After-class Exercises 课后练习:

1. 填空题: 只在定义所在函数内可见的变量称为 ______ 变量。【提示】这类变量是局部变量（local variable）。

2. 填空题: 在被调用函数中使用 ______ 语句可以将表达式的值传回调用函数。【提示】使用return语句返回值。

3. 填空题: 函数头中使用关键字 ______ 表明该函数不返回任何值。【提示】void关键字。

4. 填空题: 可以定义多个同名但参数不同的函数供不同数据类型使用，这称为函数 ______ 。【提示】函数重载 (function overloading)。

5. 填空题: 使用限定符 ______ 声明的变量为只读变量（不能被修改）。【提示】用const限定符声明常量。

6. 判断题: 一个类可以定义多个与类同名的函数来构造对象。（对/错）【提示】对。类可以有多个构造函数，参数不同即构成重载。

7. 判断题: 如果函数参数需要多个值，那么函数调用时参数和形参在类型、顺序和数量上必须一一对应。（对/错）【提示】对。实参会按照位置依次匹配形参，类型必须兼容或可转换，否则编译错误。

8. 判断题: 用关键字inline声明的函数编译后一定会内联展开，不会发生函数调用开销。（对/错）【提示】错。inline只是建议，具体是否内联由编译器决定。另外，即使没声明inline，编译器有时也会优化内联。

9. 判断题: 递归和迭代都会重复执行操作，但递归可能导致较高的函数调用开销和内存占用。（对/错）【提示】对。递归调用频繁压栈出栈，开销较大；迭代通常更节省资源。如果递归层次太深还可能导致栈溢出。

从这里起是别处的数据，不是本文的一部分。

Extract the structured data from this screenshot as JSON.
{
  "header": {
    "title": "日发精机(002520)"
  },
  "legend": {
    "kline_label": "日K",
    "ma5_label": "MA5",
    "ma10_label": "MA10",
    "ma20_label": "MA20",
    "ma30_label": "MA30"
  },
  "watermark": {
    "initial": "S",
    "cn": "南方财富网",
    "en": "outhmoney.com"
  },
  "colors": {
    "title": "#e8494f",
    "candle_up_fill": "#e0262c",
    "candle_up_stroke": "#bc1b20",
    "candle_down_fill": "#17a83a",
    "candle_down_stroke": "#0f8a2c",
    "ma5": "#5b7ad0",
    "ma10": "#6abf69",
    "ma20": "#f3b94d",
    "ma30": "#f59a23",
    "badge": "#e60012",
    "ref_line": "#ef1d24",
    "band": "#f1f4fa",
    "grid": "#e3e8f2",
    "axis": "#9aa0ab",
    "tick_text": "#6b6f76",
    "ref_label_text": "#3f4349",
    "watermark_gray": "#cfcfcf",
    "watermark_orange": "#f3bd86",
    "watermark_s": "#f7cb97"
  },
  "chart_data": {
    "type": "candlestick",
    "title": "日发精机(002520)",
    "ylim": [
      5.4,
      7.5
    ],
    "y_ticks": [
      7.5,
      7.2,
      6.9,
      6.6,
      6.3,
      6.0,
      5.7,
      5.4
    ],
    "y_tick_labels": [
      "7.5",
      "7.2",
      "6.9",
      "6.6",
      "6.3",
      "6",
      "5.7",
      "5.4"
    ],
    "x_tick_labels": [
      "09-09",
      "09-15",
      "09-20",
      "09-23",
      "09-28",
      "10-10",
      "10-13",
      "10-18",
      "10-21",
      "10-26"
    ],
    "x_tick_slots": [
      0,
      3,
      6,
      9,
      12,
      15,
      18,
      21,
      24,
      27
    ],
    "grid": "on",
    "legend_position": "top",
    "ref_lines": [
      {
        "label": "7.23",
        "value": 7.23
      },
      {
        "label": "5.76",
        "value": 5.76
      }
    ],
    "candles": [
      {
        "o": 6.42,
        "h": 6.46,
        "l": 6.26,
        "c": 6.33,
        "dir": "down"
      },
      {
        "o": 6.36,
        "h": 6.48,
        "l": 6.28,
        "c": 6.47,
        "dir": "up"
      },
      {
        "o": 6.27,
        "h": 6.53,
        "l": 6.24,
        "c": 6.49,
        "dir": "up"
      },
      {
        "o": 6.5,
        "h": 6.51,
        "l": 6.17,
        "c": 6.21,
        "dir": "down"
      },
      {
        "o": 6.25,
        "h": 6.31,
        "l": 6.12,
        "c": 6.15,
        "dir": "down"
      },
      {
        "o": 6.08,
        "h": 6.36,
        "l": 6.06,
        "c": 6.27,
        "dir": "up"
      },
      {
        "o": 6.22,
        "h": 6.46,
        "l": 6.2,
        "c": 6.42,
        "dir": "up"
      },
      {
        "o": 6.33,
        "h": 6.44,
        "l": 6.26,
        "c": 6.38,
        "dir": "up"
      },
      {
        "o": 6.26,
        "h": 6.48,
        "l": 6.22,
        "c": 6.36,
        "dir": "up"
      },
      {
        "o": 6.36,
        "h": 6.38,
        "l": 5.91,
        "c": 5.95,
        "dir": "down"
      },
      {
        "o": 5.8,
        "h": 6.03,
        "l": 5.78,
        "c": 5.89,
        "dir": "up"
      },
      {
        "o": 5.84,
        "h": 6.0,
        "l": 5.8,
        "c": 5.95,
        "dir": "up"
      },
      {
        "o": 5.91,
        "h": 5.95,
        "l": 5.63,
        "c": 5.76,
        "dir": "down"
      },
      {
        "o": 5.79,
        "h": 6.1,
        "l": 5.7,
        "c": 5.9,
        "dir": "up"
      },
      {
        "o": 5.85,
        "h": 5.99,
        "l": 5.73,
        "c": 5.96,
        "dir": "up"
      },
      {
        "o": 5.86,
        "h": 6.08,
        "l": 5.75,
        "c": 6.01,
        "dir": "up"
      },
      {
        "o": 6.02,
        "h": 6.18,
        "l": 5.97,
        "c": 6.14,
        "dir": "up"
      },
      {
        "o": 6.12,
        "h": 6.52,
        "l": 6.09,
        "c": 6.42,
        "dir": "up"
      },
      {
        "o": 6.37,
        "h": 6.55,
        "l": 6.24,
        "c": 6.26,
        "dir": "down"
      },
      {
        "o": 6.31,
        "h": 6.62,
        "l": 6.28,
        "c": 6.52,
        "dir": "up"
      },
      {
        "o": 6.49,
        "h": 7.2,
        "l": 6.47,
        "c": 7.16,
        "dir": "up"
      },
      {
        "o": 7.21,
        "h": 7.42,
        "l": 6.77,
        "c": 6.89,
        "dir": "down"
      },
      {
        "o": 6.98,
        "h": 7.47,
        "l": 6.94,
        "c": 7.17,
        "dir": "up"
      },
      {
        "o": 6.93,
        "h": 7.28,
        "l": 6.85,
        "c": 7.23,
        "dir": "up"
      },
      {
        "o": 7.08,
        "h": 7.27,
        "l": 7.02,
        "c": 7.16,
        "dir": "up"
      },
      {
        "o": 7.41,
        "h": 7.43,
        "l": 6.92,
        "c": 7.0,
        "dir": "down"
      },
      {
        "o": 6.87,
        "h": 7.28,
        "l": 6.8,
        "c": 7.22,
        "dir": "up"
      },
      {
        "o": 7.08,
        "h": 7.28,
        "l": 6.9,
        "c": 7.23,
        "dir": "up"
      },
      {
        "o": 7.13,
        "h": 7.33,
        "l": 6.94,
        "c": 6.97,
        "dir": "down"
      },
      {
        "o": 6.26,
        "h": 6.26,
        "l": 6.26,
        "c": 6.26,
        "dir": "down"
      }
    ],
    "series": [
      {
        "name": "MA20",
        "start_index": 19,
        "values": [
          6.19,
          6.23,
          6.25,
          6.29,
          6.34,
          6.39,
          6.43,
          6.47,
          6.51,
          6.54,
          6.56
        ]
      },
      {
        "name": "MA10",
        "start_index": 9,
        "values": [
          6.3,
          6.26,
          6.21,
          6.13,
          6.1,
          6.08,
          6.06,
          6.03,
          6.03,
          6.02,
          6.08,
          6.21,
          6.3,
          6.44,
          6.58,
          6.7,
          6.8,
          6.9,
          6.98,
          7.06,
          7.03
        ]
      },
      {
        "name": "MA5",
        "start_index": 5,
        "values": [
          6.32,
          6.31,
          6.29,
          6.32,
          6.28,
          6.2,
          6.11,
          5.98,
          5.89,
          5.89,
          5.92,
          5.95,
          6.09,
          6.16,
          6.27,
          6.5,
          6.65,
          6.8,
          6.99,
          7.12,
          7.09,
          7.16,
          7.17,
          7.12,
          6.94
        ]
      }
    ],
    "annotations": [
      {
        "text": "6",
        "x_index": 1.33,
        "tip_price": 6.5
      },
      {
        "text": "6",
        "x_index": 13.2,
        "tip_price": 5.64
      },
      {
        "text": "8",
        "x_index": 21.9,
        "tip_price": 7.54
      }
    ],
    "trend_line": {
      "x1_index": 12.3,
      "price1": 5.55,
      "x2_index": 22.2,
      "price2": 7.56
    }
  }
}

10. 找错改错: 下列代码包含若干错误，请说明并更正。

    void g() {
       cout << "Inside function g" << endl;
       void h() {
          cout << "Inside function h" << endl;
       }
    }
    float cube(float); // function prototype 
    cube(float number) {
       return number * number * number;
    }
    

    提示: 存在两个主要错误：首先，C++中不允许在函数g内部定义另一个独立的函数h（不能在函数内嵌套定义函数）。应将h的定义移到g外部。同理，每个函数的花括号必须匹配，g函数在定义h之前就应该闭合其作用域。其次，cube(float number)函数的定义缺少返回类型，应与前面的原型一致返回float。修改如下：

    void g() {
       cout << "Inside function g" << endl;
    }
    void h() {
       cout << "Inside function h" << endl;
    }
    float cube(float number) {
       return number * number * number;
    }
    

    以上更正包括：将h定义为独立的void h()函数，并为cube函数添加返回类型float使其与声明匹配。此外，确保每个函数的定义都有匹配的花括号闭合。经过修改，代码可正常编译，函数调用关系也清晰明确。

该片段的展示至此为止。